Modelo não . Não é o caso de copiar a Espanha, tão diversa do Brasil. Mas a experiência do primeiro-ministro Aznar, pelo que representa de avanços sociais e políticos, serve adequadamente como inspiração para uma virada nas políticas sociais e econômicas brasileiras; qualquer coisa de realmente novo -como se esperava do PT, que se revela anacrônico, como no culto a Fidel, e primário, pela admiração por Hugo Chávez.
Mas, além de representar o novo, Aznar também inspira eficácia. Principalmente no sentido de promover a felicidade do povo, começando com o combate sistemático ao desemprego, o primeiro indicador da eficácia de um governo moderno. Ora, emprego não é gerado por mágica, mas como afirmação interna e externa do país, pelo desenvolvimento, pelo combate à corrupção e por meio da prática exacerbada da democracia.
Que tal um país com juros bancários a 2% ao mês: desemprego em queda -redução dos mais de 20% para os atuais 8,6%; inflação de 2% ao ano; e com 49,4% do orçamento público aplicados em educação, saúde, Previdência, habitação?
Não foi por acaso, mas principalmente pela identificação com as idéias políticas firmes e as práticas realistas de governo de José María Aznar e seu partido, na Espanha, que o PFL aderiu à Internacional Democrata de Centro (IDC), de que somos membros de pleno direito.
A primeira lição de Aznar, e que nos serve como uma luva, é a de que o poder não é prêmio de loteria nem golpe de malandragem publicitária, que se conquista difamando os adversários, apregoando princípios em que não se acredita e projetos que não se possui.
Aznar e seu PP construíram, a partir da estaca zero, na oposição -como está fazendo o PFL-, primeiro um partido solidário e homogêneo (e isso não foi fácil na Espanha, com suas acentuadas e orgulhosas regiões), depois um conjunto de idéias, conceitos e propostas tão viáveis que puderam ser implantados assim que chegaram ao poder, desbancando o que parecia impossível, Felipe González e seu PSOE, de tão bela tradição. Algumas providências elementares foram essenciais, como levar o povo espanhol à ruptura com preconceitos ideológicos. Por exemplo: a ilusão, ainda muito forte no Brasil, de que toda inteligência é esquerdista e de que socialismo é sinônimo de ética e democracia, sendo que a experiência mostra que, na maioria das vezes, dá-se o contrário. A tentação totalitária é sempre privilégio do radicalismo, seja ele de esquerda ou de direita.
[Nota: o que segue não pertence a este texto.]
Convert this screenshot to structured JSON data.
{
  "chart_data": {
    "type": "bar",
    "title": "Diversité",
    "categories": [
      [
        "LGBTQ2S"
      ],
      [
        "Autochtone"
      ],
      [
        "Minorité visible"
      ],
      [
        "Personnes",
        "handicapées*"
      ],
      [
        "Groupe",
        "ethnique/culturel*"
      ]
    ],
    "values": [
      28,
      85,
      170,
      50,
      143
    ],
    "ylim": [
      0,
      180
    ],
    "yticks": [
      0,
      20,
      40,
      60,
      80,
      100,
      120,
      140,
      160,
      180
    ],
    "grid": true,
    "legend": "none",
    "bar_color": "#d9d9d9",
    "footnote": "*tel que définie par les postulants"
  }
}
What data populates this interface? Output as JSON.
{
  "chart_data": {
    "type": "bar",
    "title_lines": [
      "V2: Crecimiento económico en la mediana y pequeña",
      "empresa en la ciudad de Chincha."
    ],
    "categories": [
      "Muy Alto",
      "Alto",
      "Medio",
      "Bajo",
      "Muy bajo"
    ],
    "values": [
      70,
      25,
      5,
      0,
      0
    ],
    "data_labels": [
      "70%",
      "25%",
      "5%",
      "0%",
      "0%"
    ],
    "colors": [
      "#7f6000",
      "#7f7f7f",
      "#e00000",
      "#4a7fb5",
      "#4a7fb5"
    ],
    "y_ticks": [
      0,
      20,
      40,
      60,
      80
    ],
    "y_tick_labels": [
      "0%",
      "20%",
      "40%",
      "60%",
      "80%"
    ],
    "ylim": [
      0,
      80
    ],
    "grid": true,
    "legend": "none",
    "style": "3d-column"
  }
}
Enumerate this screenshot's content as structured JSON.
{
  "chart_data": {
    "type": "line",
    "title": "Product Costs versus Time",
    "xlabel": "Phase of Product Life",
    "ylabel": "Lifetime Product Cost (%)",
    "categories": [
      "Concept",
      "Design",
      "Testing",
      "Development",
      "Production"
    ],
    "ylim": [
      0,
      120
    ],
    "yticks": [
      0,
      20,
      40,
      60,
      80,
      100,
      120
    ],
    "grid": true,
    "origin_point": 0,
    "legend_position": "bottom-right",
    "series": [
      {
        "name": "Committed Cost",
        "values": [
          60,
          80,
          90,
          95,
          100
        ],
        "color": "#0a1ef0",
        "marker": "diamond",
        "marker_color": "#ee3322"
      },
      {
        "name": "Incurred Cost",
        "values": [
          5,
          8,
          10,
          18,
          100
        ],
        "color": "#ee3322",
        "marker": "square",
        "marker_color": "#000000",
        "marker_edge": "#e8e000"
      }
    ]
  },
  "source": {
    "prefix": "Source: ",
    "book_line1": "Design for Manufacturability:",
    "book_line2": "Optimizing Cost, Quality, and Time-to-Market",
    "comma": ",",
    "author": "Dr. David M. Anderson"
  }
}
A primeira lição de Aznar é a de que o poder não é prêmio de loteria nem golpe de malandragem publicitária

Os mais insuspeitos analistas políticos europeus acham -e me parece que estão absolutamente certos- que foi o binômio modernidade (expresso nessa obsessão contra o desemprego) e democracia, pela demonstração diuturna de respeito à liberdade e combate à corrupção, que tornou singulares e vitoriosos Aznar e seu PP.
Como se vê, um belo repertório, que não se deve copiar ou imitar, mas que se pode adotar, pela sequência de movimentos, pela hierarquia dos valores, pela lógica do encadeamento cronológico.
Tenho a honra de conhecer Aznar, um expositor fluente, nada monótono e que parece ter prazer em transferir suas experiências, informações e preocupações, como aconteceu na reunião da IDC, em junho, em Lisboa. Minha impressão é de que conseguiu, nos seus oito anos de governo, um equilíbrio ideal entre o sonho e a realidade -a dura realidade, que parece enfrentar e desafiar com algum toque de elegância quixotesca. Como se tivesse atribuindo a esses moinhos de vento da realidade, que precisa enfrentar, pois não tem alternativa, a visão de exércitos dignos da espada do nosso amado Quixote, "el ingenioso hidalgo".
Tudo isso, como sempre costumo repetir quando exponho essas reflexões nas reuniões do PFL, sem esquecer a lembrança de Ortega y Gasset. Temos de reduzir tudo às nossas circunstâncias. Para não corrermos riscos.
Santiago Dantas, uma das grandes amizades do meu pai e de que muito nos orgulhamos, gostava de lembrar, citando o mesmo Ortega y Gasset, das meditações de Quixote: "Do querer ser ao crer que já se é vai a distância do trágico ao cômico. Esse é o passo entre o sublime e o ridículo".
Usando esses bons antídotos, igualmente ibéricos, para o pecado da simplificação e da má tradução, perigosíssimos na política, podemos trabalhar, sem sustos, a boa inspiração de José María Aznar. Ela nos serve cai uma luva.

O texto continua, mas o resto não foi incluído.